I Nargaroth invocano la pioggia e lo fanno nel modo migliore possibile, con un disco, il quinto della loro carriera, che pur essendo black metal fino al midollo è allo stesso tempo intimista, melodico e soprattutto delicato e lento nel suo incedere per dare tempo ai malinconici riff di scavare nei nostri vuoti e riempirli di tristezza.
I tedeschi ci propongono 6 canzoni per la bellezza di 73 minuti di musica; escludendo l’intro di “appena” 4 minuti avremo a che fare con delle tracce monolitiche che lentamente si fanno strada nell’oscurità che loro stesse creano.
L’intro “Calling The Rain” è un evocazione della pioggia, si parte con il suono di certi strumenti originari del Cile che dovrebbe ricordare un temporale (i bastoni della pioggia che vanno inclinati da una parte e dall’altra), poi si passa a sentire la pioggia vera e propria accompagnata da vari rumori ambientali, infine entra prepotente un suono che ricorda quello di un corno. Pur essendo una intro i tedeschi ci regalano una traccia molto suggestiva, magari fuori contesto, ma talmente rilassante che quasi verrebbe da chiedere ai Nargaroth un intero disco fatto così.
La prima vera canzone “Manchmal Wenn Sie Schläft” spezza bruscamente il clima di serenità che si era creato pur aprendosi con un riffing estremamente malinconico. Tale emozione viene amplificata quando inizia il cantato che segue il giro di chitarra e che quindi conferisce molta enfasi alla melodia. I minuti scorrono con lo stesso mood, con riff ripetuti alla nausea e con cambi di tempo limitatissimi oltre che con un cantato mai troppo invadente. La seconda traccia parte con il consueto e veloce tempo black metal e con un riffing che molto ricorda le sonorità burzumiane, ma dopo poco anche questo brano ricade nella lentezza che caratterizza tutto l’album. Dopo 12 minuti siamo pronti ad ascoltare la quarta canzone che ha una registrazione più grezza rispetto al resto del disco, con voce e batteria che risaltano maggiormente rispetto a prima… ma alla fine dei conti le coordinate stilistiche non mutano.
La quinta traccia non è altro che un rifacimento di “Manchmal Wenn Sie Schläft” che però non aggiunge poi molto (neanche in termini di durata per fortuna) al pezzo originale. Giungiamo infine all’ultima traccia che si apre con un arpeggio e di nuovo tornano protagonisti i suoni dell’acqua. Dopo poco più di tre minuti e mezzo parte la canzone vera e propria che conclude stupendamente il disco.

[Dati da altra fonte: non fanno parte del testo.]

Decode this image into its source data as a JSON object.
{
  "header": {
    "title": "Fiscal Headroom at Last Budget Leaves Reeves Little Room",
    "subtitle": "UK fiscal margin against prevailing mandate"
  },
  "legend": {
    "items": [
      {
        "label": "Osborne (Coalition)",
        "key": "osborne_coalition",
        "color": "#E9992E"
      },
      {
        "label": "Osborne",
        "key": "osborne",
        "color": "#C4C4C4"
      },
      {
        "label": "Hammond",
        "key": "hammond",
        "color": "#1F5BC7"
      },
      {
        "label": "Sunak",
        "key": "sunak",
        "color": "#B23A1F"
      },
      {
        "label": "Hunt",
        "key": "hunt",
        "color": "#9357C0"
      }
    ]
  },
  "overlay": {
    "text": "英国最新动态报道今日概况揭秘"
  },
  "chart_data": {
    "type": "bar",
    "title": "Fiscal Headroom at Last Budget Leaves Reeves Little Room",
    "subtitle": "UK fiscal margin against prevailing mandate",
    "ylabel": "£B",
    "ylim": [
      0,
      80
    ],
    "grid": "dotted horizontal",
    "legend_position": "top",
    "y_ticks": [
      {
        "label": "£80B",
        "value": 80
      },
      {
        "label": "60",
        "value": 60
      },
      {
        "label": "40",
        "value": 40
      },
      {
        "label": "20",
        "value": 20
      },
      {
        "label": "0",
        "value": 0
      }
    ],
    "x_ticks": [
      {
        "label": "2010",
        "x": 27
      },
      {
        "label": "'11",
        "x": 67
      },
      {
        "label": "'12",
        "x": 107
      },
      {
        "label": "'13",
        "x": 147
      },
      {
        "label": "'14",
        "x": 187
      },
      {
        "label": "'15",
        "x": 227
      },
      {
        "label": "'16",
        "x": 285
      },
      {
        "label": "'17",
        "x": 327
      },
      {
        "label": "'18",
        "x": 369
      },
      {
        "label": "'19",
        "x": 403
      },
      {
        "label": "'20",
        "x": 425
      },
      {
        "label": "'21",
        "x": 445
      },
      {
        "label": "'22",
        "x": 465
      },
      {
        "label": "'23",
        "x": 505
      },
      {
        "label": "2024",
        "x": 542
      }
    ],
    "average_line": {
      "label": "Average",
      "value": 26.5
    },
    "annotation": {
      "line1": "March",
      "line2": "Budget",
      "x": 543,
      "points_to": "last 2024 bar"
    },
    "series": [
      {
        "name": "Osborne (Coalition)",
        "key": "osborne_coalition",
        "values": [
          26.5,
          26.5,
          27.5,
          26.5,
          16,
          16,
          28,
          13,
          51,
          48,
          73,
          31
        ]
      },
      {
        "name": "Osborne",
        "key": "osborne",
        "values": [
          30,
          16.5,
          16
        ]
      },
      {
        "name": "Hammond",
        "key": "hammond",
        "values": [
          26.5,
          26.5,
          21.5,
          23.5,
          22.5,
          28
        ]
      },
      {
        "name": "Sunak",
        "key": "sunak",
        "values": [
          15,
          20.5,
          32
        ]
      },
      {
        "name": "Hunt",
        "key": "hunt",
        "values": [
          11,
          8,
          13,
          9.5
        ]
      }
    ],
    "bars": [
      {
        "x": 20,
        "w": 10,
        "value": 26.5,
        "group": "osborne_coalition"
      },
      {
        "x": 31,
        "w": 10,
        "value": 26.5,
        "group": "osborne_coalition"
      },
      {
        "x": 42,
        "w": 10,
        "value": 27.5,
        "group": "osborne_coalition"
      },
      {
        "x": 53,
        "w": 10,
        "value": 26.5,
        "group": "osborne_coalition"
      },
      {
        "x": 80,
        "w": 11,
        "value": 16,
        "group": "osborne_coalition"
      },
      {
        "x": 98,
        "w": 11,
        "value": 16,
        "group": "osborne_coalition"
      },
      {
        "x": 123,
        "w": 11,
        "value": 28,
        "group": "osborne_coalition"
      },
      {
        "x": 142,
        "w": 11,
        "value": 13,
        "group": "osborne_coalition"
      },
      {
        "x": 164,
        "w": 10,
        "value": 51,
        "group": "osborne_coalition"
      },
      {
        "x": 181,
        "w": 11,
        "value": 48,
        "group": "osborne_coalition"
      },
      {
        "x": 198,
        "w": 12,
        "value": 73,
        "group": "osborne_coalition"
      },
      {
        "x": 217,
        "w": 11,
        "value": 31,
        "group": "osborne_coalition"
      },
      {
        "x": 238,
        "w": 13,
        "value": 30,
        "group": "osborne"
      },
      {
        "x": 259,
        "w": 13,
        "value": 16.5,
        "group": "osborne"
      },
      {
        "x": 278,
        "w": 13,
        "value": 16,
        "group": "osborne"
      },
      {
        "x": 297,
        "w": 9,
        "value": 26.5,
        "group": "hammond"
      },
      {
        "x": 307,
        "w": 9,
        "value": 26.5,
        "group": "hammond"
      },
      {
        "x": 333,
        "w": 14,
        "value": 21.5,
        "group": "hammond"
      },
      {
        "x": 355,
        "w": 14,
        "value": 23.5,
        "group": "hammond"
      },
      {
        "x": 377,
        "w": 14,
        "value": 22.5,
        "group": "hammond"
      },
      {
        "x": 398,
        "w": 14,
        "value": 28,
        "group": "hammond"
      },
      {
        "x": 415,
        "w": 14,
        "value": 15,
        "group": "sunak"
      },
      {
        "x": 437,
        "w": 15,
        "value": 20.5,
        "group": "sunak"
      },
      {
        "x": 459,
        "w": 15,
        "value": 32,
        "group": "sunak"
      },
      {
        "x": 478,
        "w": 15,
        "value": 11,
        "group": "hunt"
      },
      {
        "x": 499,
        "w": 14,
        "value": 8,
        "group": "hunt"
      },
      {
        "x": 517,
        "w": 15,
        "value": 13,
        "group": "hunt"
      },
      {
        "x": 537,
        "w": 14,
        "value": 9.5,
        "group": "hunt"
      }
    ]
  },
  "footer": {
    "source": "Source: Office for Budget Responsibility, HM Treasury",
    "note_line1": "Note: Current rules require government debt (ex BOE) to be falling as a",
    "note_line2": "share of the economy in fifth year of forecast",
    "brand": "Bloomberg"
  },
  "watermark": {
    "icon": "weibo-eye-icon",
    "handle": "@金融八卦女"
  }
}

Parlare di songwriting per un disco del genere è eccessivo, sono i riff e le melodie malinconiche e ripetute fino all’ossessione a catturare l’attenzione dell’ascoltatore. E credetemi che riuscire, come i Nargaroth hanno fatto, a comporre un album di 73 minuti così minimale senza annoiare non è cosa da poco, merito di tutto sta nella bellezza dei riff tutti ispirati e coinvolgenti.
Ovviamente i tedeschi sono figli del Burzum di “Hvis Lyset Tar oss” e a chi non piace quel modo di fare black metal di certo troverà questo “Geliebte Des Regens” un disco di una noia mortale.